Western Balkans: EU blindspot on Russian propaganda
Auteur: Andrew Rettman
The shut-down of Serbia’s Tanjug news agency is helping Russia to promote anti-EU feeling in the Western Balkans.
The agency stopped work at the end of November, letting go 180 staff.
It closed, in part, due to International Monetary Fund (IMF) demands. The IMF, under its Serbia bailout, said the government had to privatise Tanjug. It couldn’t find a buyer and the agency is to be sold as real estate.
Tanjug earned a reputation for independent journalism not least in 1989 by its reporting on the Romanian revolution.
Its passing leaves Sputnik, a Russian state news agency, free to become a leading source of online news in Serbia, Republika Srpska (the Serb part of Bosnia), and in Kosovar Serb enclaves.
Sputnik launched its Serbian-language service in February.
“It’s relatively small. But it's just a baby … and it's growing fast. I see more and more of their pieces every day. In the absence of Tanjug, it will grow even faster,” Dejan Anastasijevic, an award-winning former Tanjug correspondent in Brussels, told EUobserver.
One recent Sputnik story, entitled Not Russian Propaganda: The Balkans are Unstable by Intention, said the West is fomenting instability in the region as a pretext for intervention.
A second article said Kosovar Albanians are planning pogroms, with Western blessing, against Kosovar Serbs.
A third one “exposed” a “secret plan” by the West to topple Miroslav Dodik, the Republika Srpska leader. It said the plan is to unify Bosnia under Muslim rule after Christmas.
Dangerous context
The stories come in a dangerous context.
On Monday (7 December), unknown gunmen shot at a private home and a memorial site in the Serb village of Gorazdevac in Kosovo. On Tuesday, gunmen shot a shop in the Serb village of Srbobran.
In Bosnia, Dodik is calling a referendum on secession, just 20 years after the war, which claimed 40,000 lives.
Violent protests in Kosovo are trying to stop an EU accord on better relations with Serbia. Protests in Montenegro are trying to stop Nato accession.

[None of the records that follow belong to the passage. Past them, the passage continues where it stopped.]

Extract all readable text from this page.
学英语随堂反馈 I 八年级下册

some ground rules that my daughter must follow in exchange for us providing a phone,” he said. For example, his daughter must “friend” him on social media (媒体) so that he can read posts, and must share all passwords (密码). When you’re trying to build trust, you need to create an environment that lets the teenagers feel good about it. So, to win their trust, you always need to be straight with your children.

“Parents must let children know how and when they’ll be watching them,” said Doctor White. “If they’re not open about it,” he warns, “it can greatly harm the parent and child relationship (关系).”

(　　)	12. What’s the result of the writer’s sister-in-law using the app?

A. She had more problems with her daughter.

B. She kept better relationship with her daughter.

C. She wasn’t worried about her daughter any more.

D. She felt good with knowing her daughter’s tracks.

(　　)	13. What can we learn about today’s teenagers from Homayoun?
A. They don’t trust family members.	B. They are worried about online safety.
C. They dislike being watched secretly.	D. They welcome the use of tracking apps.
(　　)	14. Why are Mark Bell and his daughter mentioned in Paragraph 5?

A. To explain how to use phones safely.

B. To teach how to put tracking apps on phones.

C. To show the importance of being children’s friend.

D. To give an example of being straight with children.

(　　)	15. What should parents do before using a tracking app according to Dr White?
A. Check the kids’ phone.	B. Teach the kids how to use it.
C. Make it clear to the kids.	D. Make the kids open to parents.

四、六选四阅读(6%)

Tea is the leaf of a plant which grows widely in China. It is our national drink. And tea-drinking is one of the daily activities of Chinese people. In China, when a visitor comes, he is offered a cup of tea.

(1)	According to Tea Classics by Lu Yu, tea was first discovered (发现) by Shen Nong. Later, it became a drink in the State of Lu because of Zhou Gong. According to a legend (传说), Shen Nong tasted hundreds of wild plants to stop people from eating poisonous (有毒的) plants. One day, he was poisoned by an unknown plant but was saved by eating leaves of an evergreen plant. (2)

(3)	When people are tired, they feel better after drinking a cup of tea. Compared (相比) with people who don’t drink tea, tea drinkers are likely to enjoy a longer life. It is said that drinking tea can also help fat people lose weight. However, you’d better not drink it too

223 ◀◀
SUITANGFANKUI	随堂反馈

Serbian authorities don’t see Russian propaganda as a threat, however.
One contact told EUobserver the country’s EU path is irreversible. “We’ll open the first chapters [of EU entry talks] in December. That’s the main goal. After Serbia opens the chapters, it won’t, one day, turn around. You don’t go backward in the EU accession process,” he said.
“Russia keeps telling us that it has nothing against us joining the EU. Nato is the no-go topic,” he added.
He said Sputnik has no influence because most people get information on TV. He also noted that CNN, a US broadcaster, launched a Serbian-language service, N1, last year. Al Jazeera, owned by Qatar, also has a Balkans service.
“Sputnik sometimes has strong interviews and original topics. But you know who’s behind it. It’s quite lame. I don’t think it shapes public opinion,” the Serb source said.
EU blindspot
The EU foreign service, in summer, created a new media cell, called StratCom East, to counter Russian propaganda.
But its mandate, for now, primarily covers EU countries and former Soviet states, such as Moldova and Ukraine.
It works with a handful of Balkans reporters and bloggers, who send alerts on fake stories. Its weekly newsletter, which debunks Russian stories, also has some Balkans subscribers.
“We’re aware there’s a disinformation challenge in the Western Balkans too … but we’re not resourced to do more than just follow the issue [in the region],” an EU source said.
The EU Commission, in its last enlargement report, endorsed Serbia’s media privatisation process.
But it said Serbia made “no progress” on protecting media from state bullying, shady business interests, and, in individual cases, from “threats and violence” against journalists.
Anastasijevic, the former Tanjug correspondent, said N1 is also at risk, potentially creating more space for Russian news.
“The CNN spin-off has already been targeted by [Serb PM Aleksandar] Vucic as a tool of Serbian enemies, and may soon be shut down or neutered,” he said.